After the Elections: Forecasting the Neo-Con Future
Dr. Robert D. Crane
Posted Nov 8, 2006 •Permalink • Printer-Friendly Version
After the Elections: Forecasting the Neo-Con Future
by Dr. Robert D. Crane
The Democratic rout of the Republicans in the mid-term 2006 elections in America raise more questions than answers. Two important questions are the future roles of the NeoCons and Israel in Washington, now that American governance is no longer monolithic. These have always been separate issues, but now may be more so.
Will the influence of Israel decrease, or will Senator Lieberman garner support for his namesake in Israel, who thinks that current policies are too weak? One of the world’s senior opinion leaders warned shortly before the elections that a sea-change may be in the making caused by forces that can not be controlled from Washington.
Former World Bank President James Wolfensohn told the Jewish Federation of Chicago this week that the Lebanon war was an unprecedented test to Israel’s military and that within a year or two the Jewish State will no longer be Washington’s center of attention.
He urged Diaspora Jews to support Israel over the next two years as energy shortages, Muslim demographic ascension, and the rise of China as an economic power could weaken Israel’s strategic allegiance with Washington.
This forecast raises three questions about an issue that many may consider now to be a non-issue. This is the future of Neo-Conservatism as an ideology and as a political movement.
First, what is the meaning of the vicious attacks by many Neo-Con leaders against their own gurus in the Bush Administration? Is this fratricide merely a tactic to find scapegoats for the bankruptcy of their own policies? Or, is it preparing the way for a strategic switch to support the Democrats with greater independence from the Millenarian Evangelicals, less emphasis on Israel, and a focus on America’s national security and prosperity? Does this imply a rapid exit from Iraq and new initiatives toward both Iran and Hamas, all designed to resurrect the NeoCon ideology under different auspices and a more pragmatic and honest paradigm of thought? Is it a way to say, look we had to switch, and we’re still here and we aim to manage the global future without the need for any do-good ideology about freedom and democracy. Anyway, we were always Democrats and are merely returning to our roots. This would be Kissingerism at its best.
Second, does this mean that Israel will have to attack Iran in order to force action by America to finish the job? Does it mean that Israel will have to function as a catalytic trigger, which was the whole purpose of De Gaulle’s force de frappe. Since France could have started a Third World War at the push of a button, this gave it a lot of power over America. The relations were hostile, but America never really challenged a nuclear tiger willing to die for its independence under the American nuclear umbrella.

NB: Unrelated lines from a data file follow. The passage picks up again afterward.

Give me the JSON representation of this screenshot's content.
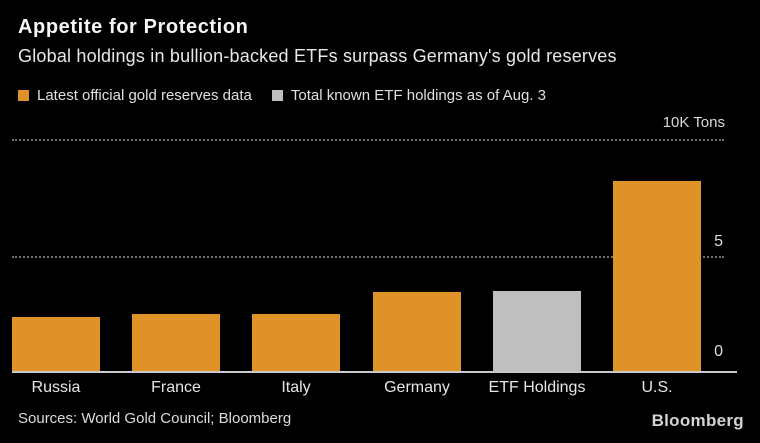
{
  "header": {
    "title": "Appetite for Protection",
    "subtitle": "Global holdings in bullion-backed ETFs surpass Germany's gold reserves"
  },
  "legend": {
    "items": [
      {
        "label": "Latest official gold reserves data",
        "color": "#DE9227",
        "swatch": "orange-square-icon"
      },
      {
        "label": "Total known ETF holdings as of Aug. 3",
        "color": "#BFBFBF",
        "swatch": "gray-square-icon"
      }
    ]
  },
  "axis": {
    "unit_label": "10K Tons",
    "tick_labels": [
      "5",
      "0"
    ]
  },
  "palette": {
    "orange": "#DE9227",
    "gray": "#BFBFBF",
    "background": "#000000",
    "gridline": "#6E6E6E",
    "axis_line": "#C9C9C9",
    "text": "#E8E8E8"
  },
  "chart_data": {
    "type": "bar",
    "title": "Appetite for Protection",
    "subtitle": "Global holdings in bullion-backed ETFs surpass Germany's gold reserves",
    "categories": [
      "Russia",
      "France",
      "Italy",
      "Germany",
      "ETF Holdings",
      "U.S."
    ],
    "values": [
      2.3,
      2.44,
      2.42,
      3.36,
      3.41,
      8.13
    ],
    "bar_colors": [
      "orange",
      "orange",
      "orange",
      "orange",
      "gray",
      "orange"
    ],
    "xlabel": "",
    "ylabel": "10K Tons",
    "ylim": [
      0,
      10
    ],
    "yticks": [
      0,
      5,
      10
    ],
    "grid": "horizontal dotted",
    "legend_position": "top-left",
    "legend": [
      "Latest official gold reserves data",
      "Total known ETF holdings as of Aug. 3"
    ]
  },
  "footer": {
    "sources": "Sources: World Gold Council; Bloomberg",
    "brand": "Bloomberg"
  }
}
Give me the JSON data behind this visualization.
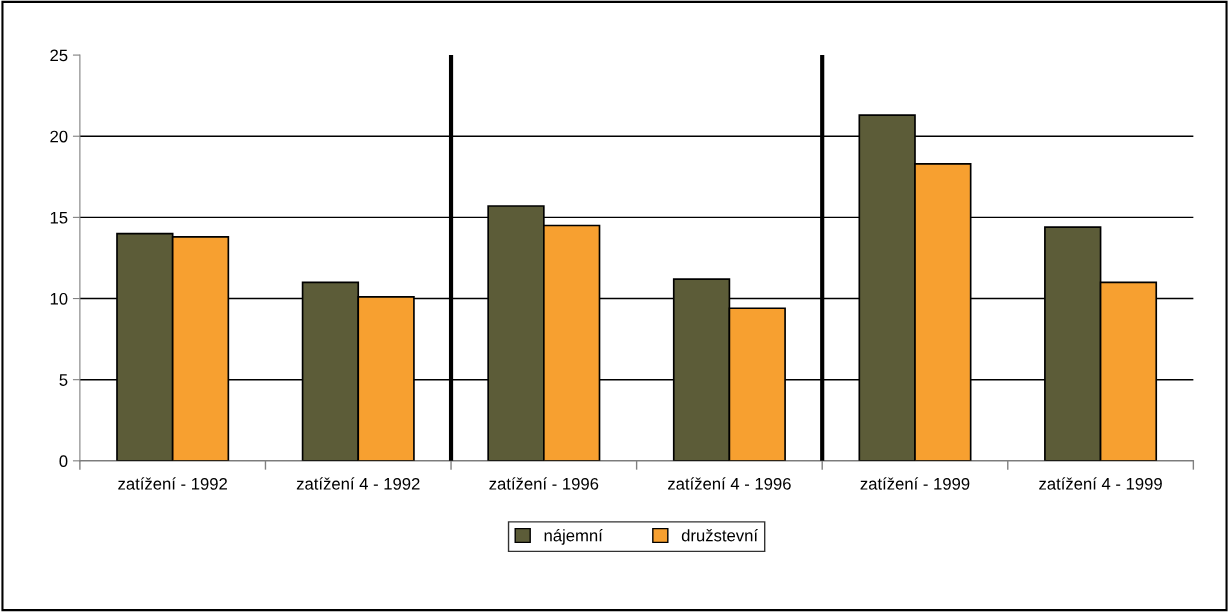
{
  "chart_data": {
    "type": "bar",
    "categories": [
      "zatížení - 1992",
      "zatížení 4 - 1992",
      "zatížení - 1996",
      "zatížení 4 - 1996",
      "zatížení - 1999",
      "zatížení 4 - 1999"
    ],
    "series": [
      {
        "name": "nájemní",
        "color": "#5c5c38",
        "values": [
          14.0,
          11.0,
          15.7,
          11.2,
          21.3,
          14.4
        ]
      },
      {
        "name": "družstevní",
        "color": "#f7a030",
        "values": [
          13.8,
          10.1,
          14.5,
          9.4,
          18.3,
          11.0
        ]
      }
    ],
    "ylim": [
      0,
      25
    ],
    "yticks": [
      0,
      5,
      10,
      15,
      20,
      25
    ],
    "grid": "y",
    "legend": "bottom"
  }
}
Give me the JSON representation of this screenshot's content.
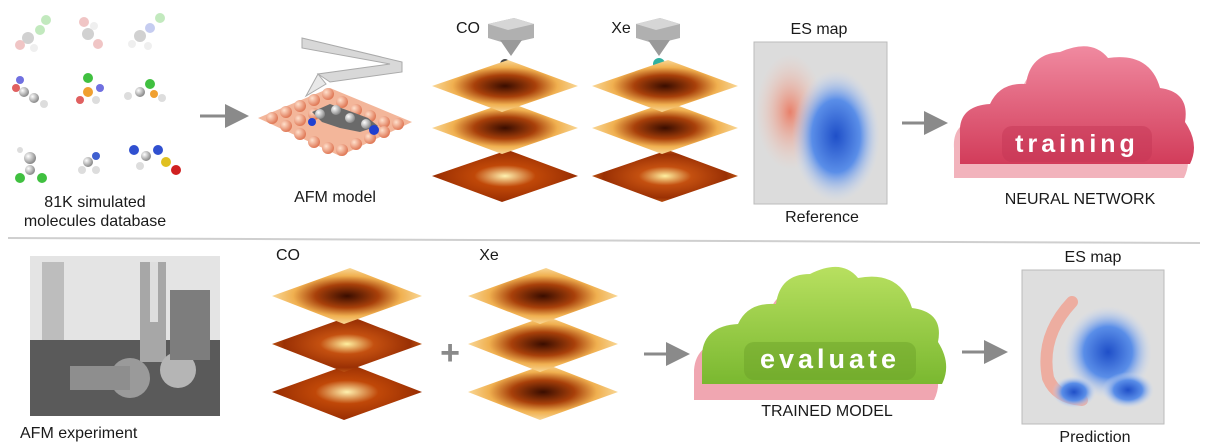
{
  "top": {
    "database_label_line1": "81K simulated",
    "database_label_line2": "molecules database",
    "afm_model_label": "AFM model",
    "tip_co_label": "CO",
    "tip_xe_label": "Xe",
    "es_map_label": "ES map",
    "reference_label": "Reference",
    "training_text": "training",
    "neural_network_label": "NEURAL NETWORK"
  },
  "bottom": {
    "afm_experiment_label": "AFM experiment",
    "co_label": "CO",
    "xe_label": "Xe",
    "plus_sign": "+",
    "evaluate_text": "evaluate",
    "trained_model_label": "TRAINED MODEL",
    "es_map_label": "ES map",
    "prediction_label": "Prediction"
  },
  "colors": {
    "training_cloud": "#e0506a",
    "evaluate_cloud": "#8cc63f",
    "arrow": "#8a8a8a",
    "divider": "#cfcfcf",
    "es_positive": "#e8806a",
    "es_negative": "#3a6fd8"
  }
}
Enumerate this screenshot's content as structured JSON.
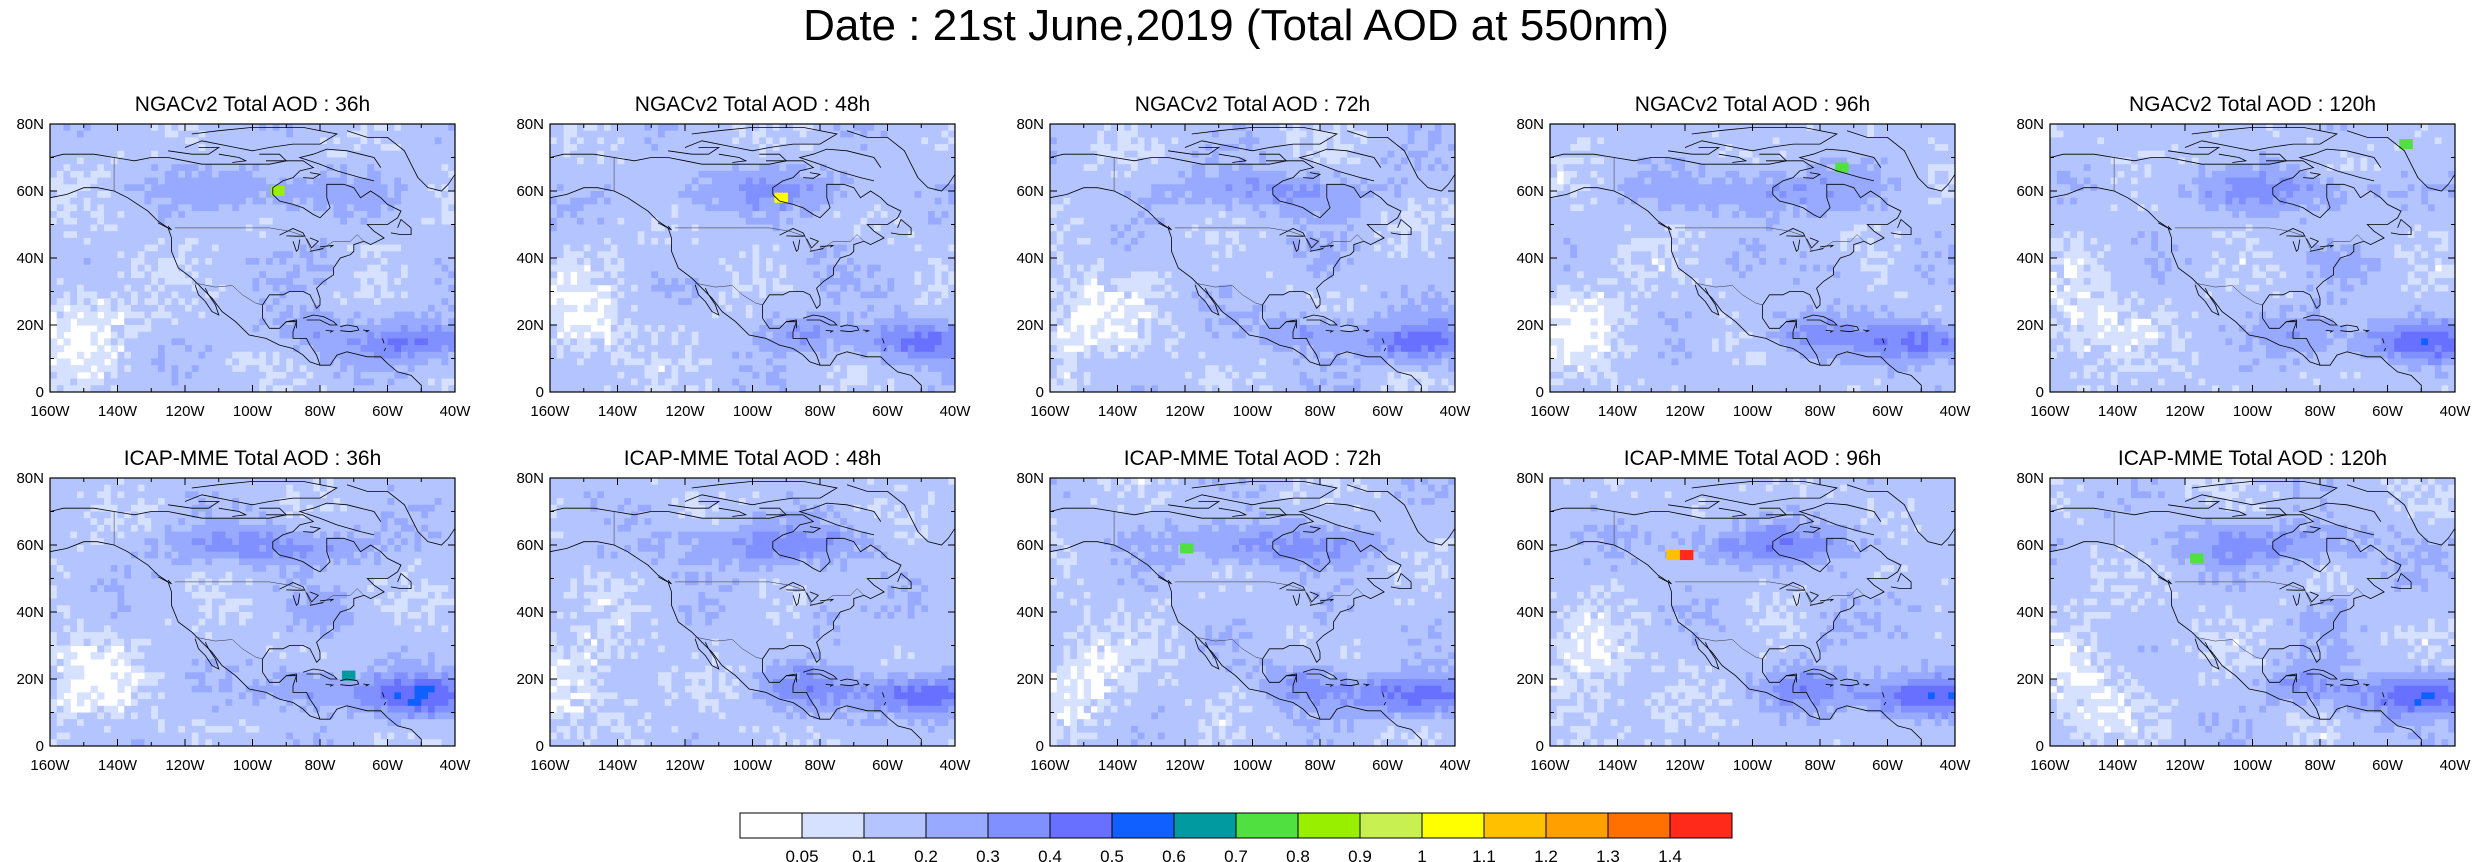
{
  "title": "Date : 21st June,2019 (Total AOD at 550nm)",
  "panels": [
    {
      "title": "NGACv2 Total AOD : 36h",
      "seed": 11,
      "intensity": 0.75
    },
    {
      "title": "NGACv2 Total AOD : 48h",
      "seed": 23,
      "intensity": 0.8
    },
    {
      "title": "NGACv2 Total AOD : 72h",
      "seed": 37,
      "intensity": 0.85
    },
    {
      "title": "NGACv2 Total AOD : 96h",
      "seed": 41,
      "intensity": 0.9
    },
    {
      "title": "NGACv2 Total AOD : 120h",
      "seed": 53,
      "intensity": 0.85
    },
    {
      "title": "ICAP-MME Total AOD : 36h",
      "seed": 61,
      "intensity": 1.0
    },
    {
      "title": "ICAP-MME Total AOD : 48h",
      "seed": 73,
      "intensity": 1.0
    },
    {
      "title": "ICAP-MME Total AOD : 72h",
      "seed": 89,
      "intensity": 1.0
    },
    {
      "title": "ICAP-MME Total AOD : 96h",
      "seed": 97,
      "intensity": 1.05
    },
    {
      "title": "ICAP-MME Total AOD : 120h",
      "seed": 101,
      "intensity": 0.95
    }
  ],
  "axes": {
    "lon_ticks": [
      "160W",
      "140W",
      "120W",
      "100W",
      "80W",
      "60W",
      "40W"
    ],
    "lat_ticks": [
      "80N",
      "60N",
      "40N",
      "20N",
      "0"
    ],
    "lon_range": [
      -160,
      -40
    ],
    "lat_range": [
      0,
      80
    ]
  },
  "colorbar": {
    "levels": [
      "0.05",
      "0.1",
      "0.2",
      "0.3",
      "0.4",
      "0.5",
      "0.6",
      "0.7",
      "0.8",
      "0.9",
      "1",
      "1.1",
      "1.2",
      "1.3",
      "1.4"
    ],
    "colors": [
      "#ffffff",
      "#d6e0ff",
      "#b4c4ff",
      "#98aaff",
      "#8090ff",
      "#6870ff",
      "#1060ff",
      "#009aa0",
      "#50e040",
      "#98f000",
      "#c8f050",
      "#ffff00",
      "#ffc000",
      "#ffa000",
      "#ff7000",
      "#ff2a1a"
    ]
  },
  "hotspots": [
    [
      {
        "lon": -93,
        "lat": 60,
        "c": 9
      }
    ],
    [
      {
        "lon": -92,
        "lat": 58,
        "c": 11
      }
    ],
    [],
    [
      {
        "lon": -74,
        "lat": 67,
        "c": 8
      }
    ],
    [
      {
        "lon": -55,
        "lat": 74,
        "c": 8
      }
    ],
    [
      {
        "lon": -72,
        "lat": 21,
        "c": 7
      }
    ],
    [],
    [
      {
        "lon": -120,
        "lat": 59,
        "c": 8
      }
    ],
    [
      {
        "lon": -120,
        "lat": 57,
        "c": 15
      },
      {
        "lon": -124,
        "lat": 57,
        "c": 12
      }
    ],
    [
      {
        "lon": -117,
        "lat": 56,
        "c": 8
      }
    ]
  ]
}
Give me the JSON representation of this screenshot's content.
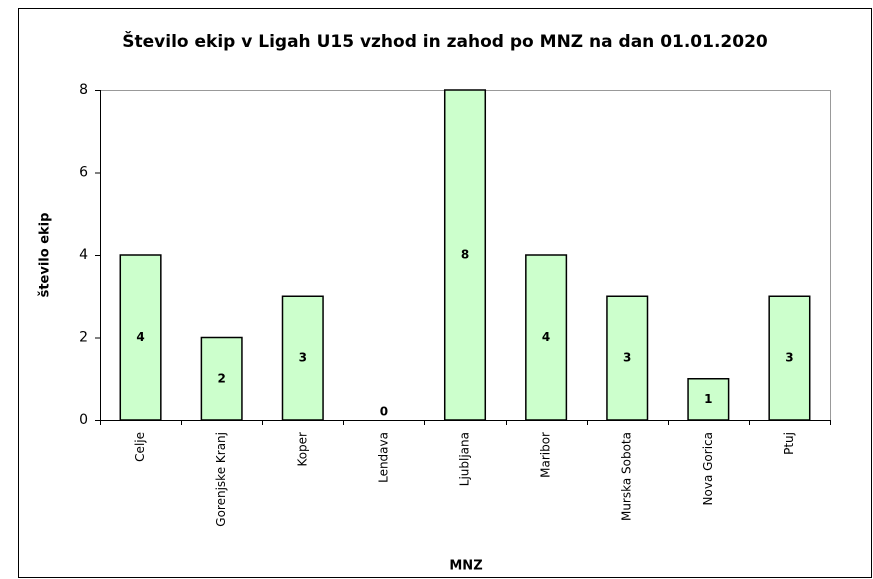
{
  "chart_data": {
    "type": "bar",
    "title": "Število ekip v Ligah U15 vzhod in zahod po MNZ na dan 01.01.2020",
    "x_label": "MNZ",
    "y_label": "število ekip",
    "categories": [
      "Celje",
      "Gorenjske Kranj",
      "Koper",
      "Lendava",
      "Ljubljana",
      "Maribor",
      "Murska Sobota",
      "Nova Gorica",
      "Ptuj"
    ],
    "values": [
      4,
      2,
      3,
      0,
      8,
      4,
      3,
      1,
      3
    ],
    "color": "#ccffcc",
    "ylim": [
      0,
      8
    ],
    "yticks": [
      0,
      2,
      4,
      6,
      8
    ],
    "grid": false
  }
}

This may all be too complicated for Bush, but it is grade-school stuff for the scions of the permanent American foreign policy establishment, epitomized by Kissinger. If the elections go against the Republicans, as anticipated, the Council on Foreign Relations and its think-tank, The Aspen Institute, may replace the various NeoCon think-tanks as the center of power in setting both the paradigm and the ensuing agenda of U.S. foreign policy.
As a long-range global forecaster, I would expect that there would no longer be any Axis of Evil and that Hamas would become a good guy provided that it responds appropriately to very pragmatic policies designed to disarm extremists by co-opting pragmatic Muslims who have a popular track record of principled defense of “Islam.” There is no purpose nowadays in bothering to co-opt Arabs or anyone else who has no such record.
Third question. Would or could President Bush during his final two years in office as perhaps the last Republican president for decades abandon his autistic stance of “You are either with me or against me”? Might he even glimpse the advantages of seeking justice rather than military power as the most reliable road to global stability and to American security, both economic, political, and military?
Such a paradigmatic revolution might bring about the most revolutionary shift in American foreign policy in a couple of centuries. It might resurrect the Founders’ vision of America as a model for the world in pursuing the aims of the American Constitution’s preamble, which start with justice and conclude with freedom as its most important product.